The key itself is intentionally short and is not a secret; it is meant to be typed or scanned between two of your own devices within a few minutes.

Tech stack

  • Cloudflare Workers — serverless runtime
  • itty-router (AutoRouter) — routing + CORS (preflight / corsify)
  • Workers KV — storage for the encrypted blobs
  • TypeScript, tested with Vitest (@cloudflare/vitest-pool-workers), deployed with Wrangler

The entire service is two source files: src/index.ts (routes) and src/snowflake.ts (key generator).

Endpoints

Method & pathKV namespaceTTLRead behaviourUsed by
GET /302 → telegram-sms.com
PUT /configtelegram_config1 hourUpload main app config
GET /config?key=telegram_configone-time (deletes)Download main app config
PUT /cc-configcc_config1 hourUpload Carbon Copy config
GET /cc-config?key=cc_configone-time (deletes)Download Carbon Copy config
POST /logtelegram_lognoneno read routeUpload diagnostic log (write-only)
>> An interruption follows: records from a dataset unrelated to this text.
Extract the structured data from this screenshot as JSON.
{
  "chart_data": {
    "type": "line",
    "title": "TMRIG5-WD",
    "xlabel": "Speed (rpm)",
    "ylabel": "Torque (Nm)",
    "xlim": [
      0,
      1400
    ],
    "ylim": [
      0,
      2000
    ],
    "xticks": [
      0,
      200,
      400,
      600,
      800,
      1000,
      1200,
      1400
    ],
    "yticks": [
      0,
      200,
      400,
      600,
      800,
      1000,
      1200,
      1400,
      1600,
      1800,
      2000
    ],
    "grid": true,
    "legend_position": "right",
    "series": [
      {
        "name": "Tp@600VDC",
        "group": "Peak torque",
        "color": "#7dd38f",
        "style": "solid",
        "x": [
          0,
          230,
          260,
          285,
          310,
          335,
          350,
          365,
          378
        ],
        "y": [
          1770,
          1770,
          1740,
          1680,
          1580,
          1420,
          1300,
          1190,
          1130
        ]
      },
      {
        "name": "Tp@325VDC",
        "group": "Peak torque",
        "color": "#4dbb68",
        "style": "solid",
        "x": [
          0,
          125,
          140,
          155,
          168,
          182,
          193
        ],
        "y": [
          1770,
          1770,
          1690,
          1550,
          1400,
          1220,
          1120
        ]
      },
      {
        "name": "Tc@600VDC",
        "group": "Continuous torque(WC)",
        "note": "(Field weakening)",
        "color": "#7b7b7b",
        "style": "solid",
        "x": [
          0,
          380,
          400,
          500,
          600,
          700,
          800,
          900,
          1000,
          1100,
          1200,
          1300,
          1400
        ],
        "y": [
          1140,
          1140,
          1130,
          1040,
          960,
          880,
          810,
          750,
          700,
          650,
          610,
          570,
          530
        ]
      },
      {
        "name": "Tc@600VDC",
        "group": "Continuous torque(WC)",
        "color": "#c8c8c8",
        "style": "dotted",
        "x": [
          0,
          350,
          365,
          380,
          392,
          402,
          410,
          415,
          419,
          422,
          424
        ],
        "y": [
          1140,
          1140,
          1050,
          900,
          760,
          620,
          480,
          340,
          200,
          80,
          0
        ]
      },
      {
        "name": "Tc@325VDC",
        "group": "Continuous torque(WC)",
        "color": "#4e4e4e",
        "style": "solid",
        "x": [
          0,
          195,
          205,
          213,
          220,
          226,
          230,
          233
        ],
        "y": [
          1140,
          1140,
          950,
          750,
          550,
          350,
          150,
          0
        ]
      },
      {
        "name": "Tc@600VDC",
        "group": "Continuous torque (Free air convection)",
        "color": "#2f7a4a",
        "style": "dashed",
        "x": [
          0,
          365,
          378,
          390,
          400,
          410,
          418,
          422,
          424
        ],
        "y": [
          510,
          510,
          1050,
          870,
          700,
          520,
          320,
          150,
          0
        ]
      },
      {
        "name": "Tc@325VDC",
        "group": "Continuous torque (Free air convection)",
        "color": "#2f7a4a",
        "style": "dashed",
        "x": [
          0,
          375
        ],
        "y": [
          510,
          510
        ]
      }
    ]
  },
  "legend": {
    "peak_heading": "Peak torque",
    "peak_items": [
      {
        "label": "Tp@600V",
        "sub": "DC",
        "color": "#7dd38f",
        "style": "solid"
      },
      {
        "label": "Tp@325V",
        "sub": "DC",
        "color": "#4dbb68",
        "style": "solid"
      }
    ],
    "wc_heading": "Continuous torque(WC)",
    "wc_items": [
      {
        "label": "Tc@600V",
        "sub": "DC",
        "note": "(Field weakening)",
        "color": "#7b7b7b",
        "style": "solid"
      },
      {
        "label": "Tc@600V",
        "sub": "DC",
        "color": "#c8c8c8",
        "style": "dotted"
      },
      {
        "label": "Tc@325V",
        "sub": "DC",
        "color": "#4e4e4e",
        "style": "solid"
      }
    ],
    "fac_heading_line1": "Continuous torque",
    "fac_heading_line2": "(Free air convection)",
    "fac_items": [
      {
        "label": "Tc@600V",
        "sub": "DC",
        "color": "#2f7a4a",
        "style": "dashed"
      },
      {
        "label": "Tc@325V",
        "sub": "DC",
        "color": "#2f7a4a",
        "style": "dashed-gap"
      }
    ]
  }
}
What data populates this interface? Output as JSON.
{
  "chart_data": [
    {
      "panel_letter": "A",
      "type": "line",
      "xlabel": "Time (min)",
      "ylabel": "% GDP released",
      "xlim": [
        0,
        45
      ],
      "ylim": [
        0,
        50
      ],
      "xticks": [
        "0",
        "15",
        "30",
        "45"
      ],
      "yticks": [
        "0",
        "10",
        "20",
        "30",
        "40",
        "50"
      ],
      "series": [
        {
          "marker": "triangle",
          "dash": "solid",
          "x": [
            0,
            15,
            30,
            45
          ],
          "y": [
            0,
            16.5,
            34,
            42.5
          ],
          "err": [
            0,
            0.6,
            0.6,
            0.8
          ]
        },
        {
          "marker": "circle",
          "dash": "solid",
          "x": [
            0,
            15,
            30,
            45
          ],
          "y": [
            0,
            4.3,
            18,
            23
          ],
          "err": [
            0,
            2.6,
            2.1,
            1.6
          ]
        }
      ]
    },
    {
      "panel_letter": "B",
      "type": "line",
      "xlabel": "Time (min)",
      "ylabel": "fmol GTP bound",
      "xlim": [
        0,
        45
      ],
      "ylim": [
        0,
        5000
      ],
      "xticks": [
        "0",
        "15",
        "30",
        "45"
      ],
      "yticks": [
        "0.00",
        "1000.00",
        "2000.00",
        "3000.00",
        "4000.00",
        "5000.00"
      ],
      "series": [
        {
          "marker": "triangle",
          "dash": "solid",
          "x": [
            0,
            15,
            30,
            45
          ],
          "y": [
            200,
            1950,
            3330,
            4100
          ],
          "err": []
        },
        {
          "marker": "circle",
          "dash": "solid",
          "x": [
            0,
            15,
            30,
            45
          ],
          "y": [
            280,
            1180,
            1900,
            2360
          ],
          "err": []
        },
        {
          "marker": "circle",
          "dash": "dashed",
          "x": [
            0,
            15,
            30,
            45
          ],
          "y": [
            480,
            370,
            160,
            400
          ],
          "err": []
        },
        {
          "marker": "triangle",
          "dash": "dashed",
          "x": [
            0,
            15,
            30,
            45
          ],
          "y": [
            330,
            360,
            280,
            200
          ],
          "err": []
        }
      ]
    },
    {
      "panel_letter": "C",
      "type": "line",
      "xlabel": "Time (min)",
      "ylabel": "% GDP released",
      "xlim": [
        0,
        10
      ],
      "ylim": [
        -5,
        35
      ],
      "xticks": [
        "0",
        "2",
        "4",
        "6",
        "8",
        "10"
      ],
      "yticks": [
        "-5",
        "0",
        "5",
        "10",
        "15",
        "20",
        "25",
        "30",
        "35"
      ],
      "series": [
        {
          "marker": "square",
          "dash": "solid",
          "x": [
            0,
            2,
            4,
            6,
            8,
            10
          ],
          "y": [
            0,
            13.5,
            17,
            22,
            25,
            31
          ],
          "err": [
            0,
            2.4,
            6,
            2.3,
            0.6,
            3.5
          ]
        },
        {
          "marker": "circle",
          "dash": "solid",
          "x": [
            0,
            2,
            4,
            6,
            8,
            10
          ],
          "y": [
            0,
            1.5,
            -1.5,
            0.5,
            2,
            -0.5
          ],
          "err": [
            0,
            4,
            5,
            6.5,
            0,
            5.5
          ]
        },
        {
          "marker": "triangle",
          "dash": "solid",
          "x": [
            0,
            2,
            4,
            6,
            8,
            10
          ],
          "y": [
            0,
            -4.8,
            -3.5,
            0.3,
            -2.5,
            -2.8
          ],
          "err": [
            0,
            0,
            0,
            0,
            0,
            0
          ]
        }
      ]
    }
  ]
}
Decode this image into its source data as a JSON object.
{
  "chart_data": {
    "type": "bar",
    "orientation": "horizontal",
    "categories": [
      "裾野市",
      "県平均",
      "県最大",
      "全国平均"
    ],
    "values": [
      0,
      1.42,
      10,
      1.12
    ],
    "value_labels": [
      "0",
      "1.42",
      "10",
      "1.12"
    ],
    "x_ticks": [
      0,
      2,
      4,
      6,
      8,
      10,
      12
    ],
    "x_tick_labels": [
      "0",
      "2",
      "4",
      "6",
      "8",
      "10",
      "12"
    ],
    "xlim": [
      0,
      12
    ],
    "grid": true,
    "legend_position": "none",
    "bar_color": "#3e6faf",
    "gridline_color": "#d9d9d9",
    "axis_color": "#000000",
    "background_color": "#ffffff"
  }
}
Upload (PUT /config, PUT /cc-config)

Body is a JSON object whose encrypt field holds the already-encrypted blob. The Worker generates a key, stores the blob with a 1-hour TTL, and returns the key.

bash
curl -X PUT https://<worker-host>/config \
     -H "Content-Type: application/json" \
     -d '{"encrypt": "<client-encrypted-config>"}'
# → {"key":"abc123xyz"}

Download (GET /config, GET /cc-config)

Pass the key as the key query parameter. The Worker returns the stored blob and deletes it, so a second request with the same key returns 404 Value not found.

bash
curl "https://<worker-host>/config?key=abc123xyz"
# → <client-encrypted-config>   (then the key is gone)

Diagnostic log (POST /log)

Stores an encrypted blob in telegram_log and returns a key. There is intentionally no read route and no TTL on this namespace — it is a write-only sink for diagnostics inspected out-of-band.

Key generation

Keys come from Snowflake.generateKey() (src/snowflake.ts), a singleton that builds a base-36 string from a 21-bit timestamp + 13-bit sequence (Snowflake-style), right-padded with random [A-Za-z0-9] characters to a fixed 9 characters. The result is short enough to read aloud or scan, which is the whole point — it is a transient handle, not a credential.

CORS

cors() is configured in src/index.ts:

  • Allowed origins: http://localhost:5173 (local Config Generator dev) and https://config.telegram-sms.com
  • Allowed methods: GET, PUT
  • Allowed headers: Content-Type

Because allowMethods lists only GET and PUT, the POST /log route is not reachable cross-origin from the config site under the current configuration.

KV bindings

wrangler.toml declares two namespaces:

toml
[[kv_namespaces]]
binding = "telegram_config"
id = "..."

[[kv_namespaces]]
binding = "cc_config"
id = "..."

Known gap: telegram_log is referenced by POST /log but is not declared in wrangler.toml. The /log route will fail until a telegram_log binding is added.

Develop, test, deploy

bash
npm run dev        # wrangler dev — local server
npm test           # vitest
npm run deploy     # wrangler deploy
npm run cf-typegen # regenerate Worker type definitions

The checked-in test/index.spec.ts is still the create-cloudflare "Hello World!" template and does not cover the real routes; it needs to be rewritten.

How it fits the app

The Android Transfer config flow and the web Config Generator both encrypt the config locally, PUT it here, and surface the returned key (often as a QR code). The receiving device redeems the key once via GET, decrypts locally, and applies the config. The relay only ever holds opaque ciphertext for at most an hour, and only until it is read once.